Baseband reception employs a sophisticated preamble detection mechanism. Eight 32‑bit correlators evaluate all possible byte‑aligned shifts; two identical banks operate in parallel. A preamble is declared only when the same correlator index triggers in both banks, dramatically lowering the false‑alarm probability. With a detection threshold γ = 28, the miss‑detection probability falls below 10⁻⁴ while the false‑alarm probability reaches 10⁻¹⁰. After successful detection, the data are descrambled and passed through an RS(255,239) decoder capable of correcting up to eight erroneous bytes. The corrected byte stream is written back to the FIFO and finally presented to the Ethernet interface.

Experimental results obtained with a vector network analyser show a usable 2 GHz bandwidth and a clean impulse response with minimal side‑lobes. Eye diagrams at 875 Mbps confirm robust signal integrity. Bit‑error‑rate (BER) measurements reveal that with high‑gain horn antennas the system maintains BER < 10⁻⁹ up to 10 m separation, whereas patch antennas (8 dBi) suffer rapid degradation beyond 5 m. The authors note that the 60 GHz link is highly sensitive to blockage and beam‑pointing errors, suggesting a centralized ceiling‑mounted transmitter with a less directional antenna to mitigate shadowing, while the receiver can retain a directional antenna for link budget gains.

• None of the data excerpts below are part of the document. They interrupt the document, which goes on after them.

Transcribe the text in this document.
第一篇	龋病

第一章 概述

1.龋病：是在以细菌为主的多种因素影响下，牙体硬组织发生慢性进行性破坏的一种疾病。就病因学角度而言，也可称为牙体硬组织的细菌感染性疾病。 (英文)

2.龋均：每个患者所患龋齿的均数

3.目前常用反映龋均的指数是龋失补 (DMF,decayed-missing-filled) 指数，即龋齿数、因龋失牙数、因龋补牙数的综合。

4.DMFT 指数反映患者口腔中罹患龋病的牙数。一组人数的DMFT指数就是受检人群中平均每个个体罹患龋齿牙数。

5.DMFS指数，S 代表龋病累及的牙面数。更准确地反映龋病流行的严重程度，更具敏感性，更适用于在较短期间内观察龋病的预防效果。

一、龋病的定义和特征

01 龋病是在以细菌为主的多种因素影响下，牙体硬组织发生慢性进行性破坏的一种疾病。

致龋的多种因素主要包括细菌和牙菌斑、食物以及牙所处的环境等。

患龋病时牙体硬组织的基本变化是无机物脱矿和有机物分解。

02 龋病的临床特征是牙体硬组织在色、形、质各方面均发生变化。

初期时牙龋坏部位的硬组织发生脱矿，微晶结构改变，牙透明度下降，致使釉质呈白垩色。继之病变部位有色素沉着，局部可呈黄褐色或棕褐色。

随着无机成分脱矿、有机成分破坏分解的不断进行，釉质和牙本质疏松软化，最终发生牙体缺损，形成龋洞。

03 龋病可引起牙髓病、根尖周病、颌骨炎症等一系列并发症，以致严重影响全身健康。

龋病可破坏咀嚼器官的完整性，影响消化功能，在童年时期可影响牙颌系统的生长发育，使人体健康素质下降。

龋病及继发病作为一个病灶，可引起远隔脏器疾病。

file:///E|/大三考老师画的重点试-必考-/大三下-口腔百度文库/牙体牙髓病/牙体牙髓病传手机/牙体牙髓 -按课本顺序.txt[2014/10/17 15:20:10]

In conclusion, the hybrid optical‑wireless architecture delivers near‑gigabit throughput with modest hardware complexity. The custom byte‑synchronization and dual‑bank preamble detection provide high detection reliability and negligible false alarms. Future work will explore higher‑order modulations (e.g., QPSK), adaptive equalization, and multi‑antenna configurations to achieve multi‑gigabit rates, especially in non‑LOS indoor scenarios.